Previous ArticleNext Article
Living in America certainly has its perks compared to some parts of the world. There are more successful real estate moguls that live and work in the U.S. than in any other nation. For investors wondering if stocks are better than real estate, the answer to that question lies in the success of each market. While the stock market can plunge hundreds or thousands of points per day, real estate has a track record on annual appreciation. There are creative ways to buy investment property without using up all of your personal cash. You can learn the ways to leverage your current finances to help create more wealth with your investment strategies.
Creative Ways to Buy Investment Property
Strength in numbers is the tactic that real estate agencies use to purchase investment propertes. At any given time, 10 to 20 agents are competing for the opportunity to convince buyers to list properties with the agency. Much of the remaining time is spent showing properties and countering purchase offers. By taking a page out of a real estate agency playbook, you can build a great group of people to help you invest. Not everyone has cash to chip in, but many working adults have IRAs that can be used to pool together in a real estate investment fund. By utilizing a group investment strategy, properties become much cheaper to purchase and can be rented on the open market faster.
Banks are now offering extremely low interest rates to all qualified investors. The plummeting home prices and low interest rates makes seeking financing an excellent opportunity compared to cash based purchases. As an individual investor or part of a group, a loan can be secured to buy investment properties much easier.

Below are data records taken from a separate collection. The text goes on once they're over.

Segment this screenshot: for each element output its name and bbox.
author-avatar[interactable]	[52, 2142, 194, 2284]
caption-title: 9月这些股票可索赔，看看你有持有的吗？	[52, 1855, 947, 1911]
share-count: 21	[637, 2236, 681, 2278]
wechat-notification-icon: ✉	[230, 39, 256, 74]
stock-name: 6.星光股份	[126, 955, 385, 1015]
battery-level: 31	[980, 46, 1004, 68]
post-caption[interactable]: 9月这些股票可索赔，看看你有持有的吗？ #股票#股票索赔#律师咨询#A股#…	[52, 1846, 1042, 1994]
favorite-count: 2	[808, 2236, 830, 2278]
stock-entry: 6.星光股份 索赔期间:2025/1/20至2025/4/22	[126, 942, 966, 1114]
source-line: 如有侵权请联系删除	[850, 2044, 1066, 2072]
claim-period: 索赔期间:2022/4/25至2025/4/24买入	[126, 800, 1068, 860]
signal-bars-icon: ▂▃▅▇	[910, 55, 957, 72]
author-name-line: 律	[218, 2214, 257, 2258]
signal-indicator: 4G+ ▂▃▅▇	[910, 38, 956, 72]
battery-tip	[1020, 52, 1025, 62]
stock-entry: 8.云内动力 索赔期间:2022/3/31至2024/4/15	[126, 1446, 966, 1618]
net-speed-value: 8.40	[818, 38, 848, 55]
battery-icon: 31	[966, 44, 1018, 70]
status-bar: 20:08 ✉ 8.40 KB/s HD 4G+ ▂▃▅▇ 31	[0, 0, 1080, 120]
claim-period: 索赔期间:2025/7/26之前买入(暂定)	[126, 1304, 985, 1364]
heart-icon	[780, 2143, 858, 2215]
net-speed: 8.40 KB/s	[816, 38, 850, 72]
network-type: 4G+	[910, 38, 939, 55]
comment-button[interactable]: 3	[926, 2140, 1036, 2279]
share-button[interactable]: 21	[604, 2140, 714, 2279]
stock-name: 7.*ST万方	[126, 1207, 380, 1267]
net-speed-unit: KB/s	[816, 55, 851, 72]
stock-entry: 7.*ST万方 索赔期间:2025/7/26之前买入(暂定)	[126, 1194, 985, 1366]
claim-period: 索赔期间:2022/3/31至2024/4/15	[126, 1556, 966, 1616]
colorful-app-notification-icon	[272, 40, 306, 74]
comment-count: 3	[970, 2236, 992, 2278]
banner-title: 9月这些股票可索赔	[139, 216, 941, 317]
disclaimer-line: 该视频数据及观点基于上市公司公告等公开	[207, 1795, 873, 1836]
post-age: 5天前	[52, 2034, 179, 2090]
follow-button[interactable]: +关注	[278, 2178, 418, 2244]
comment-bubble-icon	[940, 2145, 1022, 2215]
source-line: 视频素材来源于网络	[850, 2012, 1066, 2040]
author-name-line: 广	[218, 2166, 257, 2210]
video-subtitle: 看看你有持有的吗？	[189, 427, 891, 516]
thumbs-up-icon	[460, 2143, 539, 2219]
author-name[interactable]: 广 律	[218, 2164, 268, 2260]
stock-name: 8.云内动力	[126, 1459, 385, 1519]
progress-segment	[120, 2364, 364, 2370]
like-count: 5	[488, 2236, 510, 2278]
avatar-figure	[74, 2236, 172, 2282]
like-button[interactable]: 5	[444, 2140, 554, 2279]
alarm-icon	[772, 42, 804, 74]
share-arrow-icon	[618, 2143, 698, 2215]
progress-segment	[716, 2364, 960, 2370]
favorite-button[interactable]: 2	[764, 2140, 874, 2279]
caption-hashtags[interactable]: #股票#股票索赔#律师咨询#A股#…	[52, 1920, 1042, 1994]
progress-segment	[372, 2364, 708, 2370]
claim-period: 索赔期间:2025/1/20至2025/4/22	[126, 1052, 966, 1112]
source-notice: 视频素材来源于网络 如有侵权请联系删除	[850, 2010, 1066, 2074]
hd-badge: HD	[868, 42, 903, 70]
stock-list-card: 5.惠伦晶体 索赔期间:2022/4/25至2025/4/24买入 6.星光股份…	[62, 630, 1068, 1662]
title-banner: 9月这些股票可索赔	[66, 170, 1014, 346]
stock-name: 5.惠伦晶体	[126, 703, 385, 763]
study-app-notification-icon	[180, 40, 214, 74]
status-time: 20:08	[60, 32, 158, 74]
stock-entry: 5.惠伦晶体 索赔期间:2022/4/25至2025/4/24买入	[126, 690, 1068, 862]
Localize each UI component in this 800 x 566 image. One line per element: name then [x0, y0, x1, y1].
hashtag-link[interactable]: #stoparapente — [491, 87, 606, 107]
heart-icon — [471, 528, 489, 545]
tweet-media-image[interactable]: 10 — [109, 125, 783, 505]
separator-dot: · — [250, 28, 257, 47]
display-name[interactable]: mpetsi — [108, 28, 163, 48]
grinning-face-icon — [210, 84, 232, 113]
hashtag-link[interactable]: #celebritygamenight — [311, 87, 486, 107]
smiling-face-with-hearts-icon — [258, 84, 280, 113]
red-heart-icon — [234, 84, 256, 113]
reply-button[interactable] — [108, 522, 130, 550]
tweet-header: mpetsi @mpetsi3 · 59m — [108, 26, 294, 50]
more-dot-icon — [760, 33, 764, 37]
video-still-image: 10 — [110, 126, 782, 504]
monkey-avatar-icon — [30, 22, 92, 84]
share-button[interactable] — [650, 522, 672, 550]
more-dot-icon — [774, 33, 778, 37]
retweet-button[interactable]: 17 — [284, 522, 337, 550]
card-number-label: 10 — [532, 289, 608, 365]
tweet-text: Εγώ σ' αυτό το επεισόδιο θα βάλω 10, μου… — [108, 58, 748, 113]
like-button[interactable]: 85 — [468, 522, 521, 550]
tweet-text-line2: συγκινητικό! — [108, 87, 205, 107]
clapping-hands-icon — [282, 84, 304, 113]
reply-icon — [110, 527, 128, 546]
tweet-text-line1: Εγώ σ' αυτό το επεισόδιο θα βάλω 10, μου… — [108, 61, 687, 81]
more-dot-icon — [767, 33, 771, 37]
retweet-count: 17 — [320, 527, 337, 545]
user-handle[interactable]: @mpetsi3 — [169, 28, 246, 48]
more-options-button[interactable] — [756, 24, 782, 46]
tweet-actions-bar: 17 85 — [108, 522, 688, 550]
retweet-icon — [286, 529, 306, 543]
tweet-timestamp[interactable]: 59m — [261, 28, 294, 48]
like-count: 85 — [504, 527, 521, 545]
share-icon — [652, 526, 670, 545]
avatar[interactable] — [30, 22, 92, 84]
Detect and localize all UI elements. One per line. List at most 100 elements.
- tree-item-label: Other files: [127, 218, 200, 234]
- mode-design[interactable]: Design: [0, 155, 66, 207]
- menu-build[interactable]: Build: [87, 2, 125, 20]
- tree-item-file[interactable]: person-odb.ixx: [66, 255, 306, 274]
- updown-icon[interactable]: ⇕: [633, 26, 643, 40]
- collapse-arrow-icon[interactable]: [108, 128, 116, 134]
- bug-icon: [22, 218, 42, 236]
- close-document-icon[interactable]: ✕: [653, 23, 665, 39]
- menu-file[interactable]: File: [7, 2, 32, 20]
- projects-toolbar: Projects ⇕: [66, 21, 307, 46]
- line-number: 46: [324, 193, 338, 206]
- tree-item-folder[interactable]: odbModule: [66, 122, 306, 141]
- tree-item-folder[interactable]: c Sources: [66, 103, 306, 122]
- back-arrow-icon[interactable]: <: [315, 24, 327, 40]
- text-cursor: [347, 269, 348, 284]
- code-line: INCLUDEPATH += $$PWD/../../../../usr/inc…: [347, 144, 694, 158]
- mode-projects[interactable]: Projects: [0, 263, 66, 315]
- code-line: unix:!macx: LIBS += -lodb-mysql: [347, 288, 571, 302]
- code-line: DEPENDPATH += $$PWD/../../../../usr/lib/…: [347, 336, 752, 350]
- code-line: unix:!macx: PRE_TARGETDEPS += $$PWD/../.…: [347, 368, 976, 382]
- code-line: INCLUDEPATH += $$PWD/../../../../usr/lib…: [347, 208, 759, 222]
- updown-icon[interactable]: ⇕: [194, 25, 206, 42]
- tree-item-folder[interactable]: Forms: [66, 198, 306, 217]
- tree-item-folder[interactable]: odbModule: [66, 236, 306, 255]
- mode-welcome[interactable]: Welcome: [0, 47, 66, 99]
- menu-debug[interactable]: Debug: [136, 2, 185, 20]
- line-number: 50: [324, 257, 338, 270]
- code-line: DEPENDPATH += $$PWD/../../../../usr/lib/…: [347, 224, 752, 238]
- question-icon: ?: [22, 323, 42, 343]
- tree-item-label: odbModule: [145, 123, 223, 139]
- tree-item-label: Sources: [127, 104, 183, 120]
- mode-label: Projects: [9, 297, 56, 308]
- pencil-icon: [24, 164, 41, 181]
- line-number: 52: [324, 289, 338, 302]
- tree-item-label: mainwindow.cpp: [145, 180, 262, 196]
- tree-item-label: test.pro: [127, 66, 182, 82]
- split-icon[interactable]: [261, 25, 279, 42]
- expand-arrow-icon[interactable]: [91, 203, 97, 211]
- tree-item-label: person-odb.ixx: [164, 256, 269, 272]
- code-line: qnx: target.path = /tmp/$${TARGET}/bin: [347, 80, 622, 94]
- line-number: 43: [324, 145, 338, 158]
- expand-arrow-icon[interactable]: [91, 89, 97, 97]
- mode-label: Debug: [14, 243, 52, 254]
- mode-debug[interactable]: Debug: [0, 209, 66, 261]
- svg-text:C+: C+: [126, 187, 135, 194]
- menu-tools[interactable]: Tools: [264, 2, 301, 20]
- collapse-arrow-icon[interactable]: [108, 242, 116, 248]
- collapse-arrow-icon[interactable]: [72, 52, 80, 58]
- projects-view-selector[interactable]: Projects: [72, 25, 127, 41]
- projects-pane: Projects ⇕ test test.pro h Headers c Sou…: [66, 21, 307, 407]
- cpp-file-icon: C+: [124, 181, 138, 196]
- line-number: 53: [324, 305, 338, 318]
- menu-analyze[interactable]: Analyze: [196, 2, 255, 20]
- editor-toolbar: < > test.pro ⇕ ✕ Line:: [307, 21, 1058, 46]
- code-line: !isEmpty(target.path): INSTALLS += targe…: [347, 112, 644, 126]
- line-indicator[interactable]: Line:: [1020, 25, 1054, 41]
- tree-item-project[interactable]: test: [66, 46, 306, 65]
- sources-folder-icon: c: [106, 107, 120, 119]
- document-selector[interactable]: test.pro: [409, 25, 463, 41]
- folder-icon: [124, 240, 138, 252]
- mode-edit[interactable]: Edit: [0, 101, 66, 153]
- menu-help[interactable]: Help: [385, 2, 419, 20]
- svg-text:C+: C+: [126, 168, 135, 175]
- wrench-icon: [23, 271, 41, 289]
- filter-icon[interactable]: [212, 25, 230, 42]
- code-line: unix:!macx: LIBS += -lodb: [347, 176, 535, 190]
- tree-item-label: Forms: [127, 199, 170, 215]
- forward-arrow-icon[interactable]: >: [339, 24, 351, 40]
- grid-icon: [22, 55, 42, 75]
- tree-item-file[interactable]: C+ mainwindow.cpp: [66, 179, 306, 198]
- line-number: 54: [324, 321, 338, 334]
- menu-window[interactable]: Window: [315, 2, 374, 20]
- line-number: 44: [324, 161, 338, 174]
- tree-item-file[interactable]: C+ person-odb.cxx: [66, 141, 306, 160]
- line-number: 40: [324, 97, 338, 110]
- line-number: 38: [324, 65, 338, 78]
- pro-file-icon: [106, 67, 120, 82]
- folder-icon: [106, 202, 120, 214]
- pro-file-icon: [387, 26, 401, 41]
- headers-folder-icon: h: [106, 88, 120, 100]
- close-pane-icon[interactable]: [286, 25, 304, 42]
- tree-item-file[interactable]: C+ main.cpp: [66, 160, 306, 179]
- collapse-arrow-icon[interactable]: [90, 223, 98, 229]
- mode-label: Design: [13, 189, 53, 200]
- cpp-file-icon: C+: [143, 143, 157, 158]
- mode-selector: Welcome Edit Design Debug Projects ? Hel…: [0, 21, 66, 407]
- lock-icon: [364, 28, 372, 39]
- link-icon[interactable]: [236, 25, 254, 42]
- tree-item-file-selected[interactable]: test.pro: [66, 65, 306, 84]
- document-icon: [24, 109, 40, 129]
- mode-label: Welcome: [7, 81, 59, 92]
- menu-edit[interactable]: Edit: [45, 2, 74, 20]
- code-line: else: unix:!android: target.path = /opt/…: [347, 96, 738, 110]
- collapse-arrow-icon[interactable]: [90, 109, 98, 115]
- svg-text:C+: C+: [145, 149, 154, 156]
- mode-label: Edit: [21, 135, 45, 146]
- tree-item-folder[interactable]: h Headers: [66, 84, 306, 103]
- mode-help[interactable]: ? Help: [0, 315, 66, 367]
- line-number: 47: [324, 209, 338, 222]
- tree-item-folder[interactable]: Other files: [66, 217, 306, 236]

Waiting until the market shifts and home prices rise might change these historically low rates. The time to make a decision about pruchasing an investment property is now. Working closely with a turnkey investment property company can have a property on the market, rented and with a lease signed in as little as one month.
Property transfers are becoming more common as a way for investors to make money by getting out of one investment and putting money into another. A 1031 exchange is an exemption of the IRS tax laws that allows for a like-kind exchange to take place when certain conditions are met. Under a 1031 exchange, a property sale is exluded from taxes when a similar property is exchanged within a short period of time. This can add up to substantial savings on the exchange or transfer of one property for another. The tax savings can be reinvested into other investment properties or securities that have high growth ability.
Avoid Real Estate Risk with Education and Perseverance
Investors usually lose money with investments because of poor business decisions. Real estate properties consistently appreciate in value, but rental properties that are rented out to unqualified tenants, are located in bad neighborhoods or have rent too high or too low can all impact the success of an investment property. By educating yourself and persevering through challenges, you can find success by being creative and knocking down boundaries.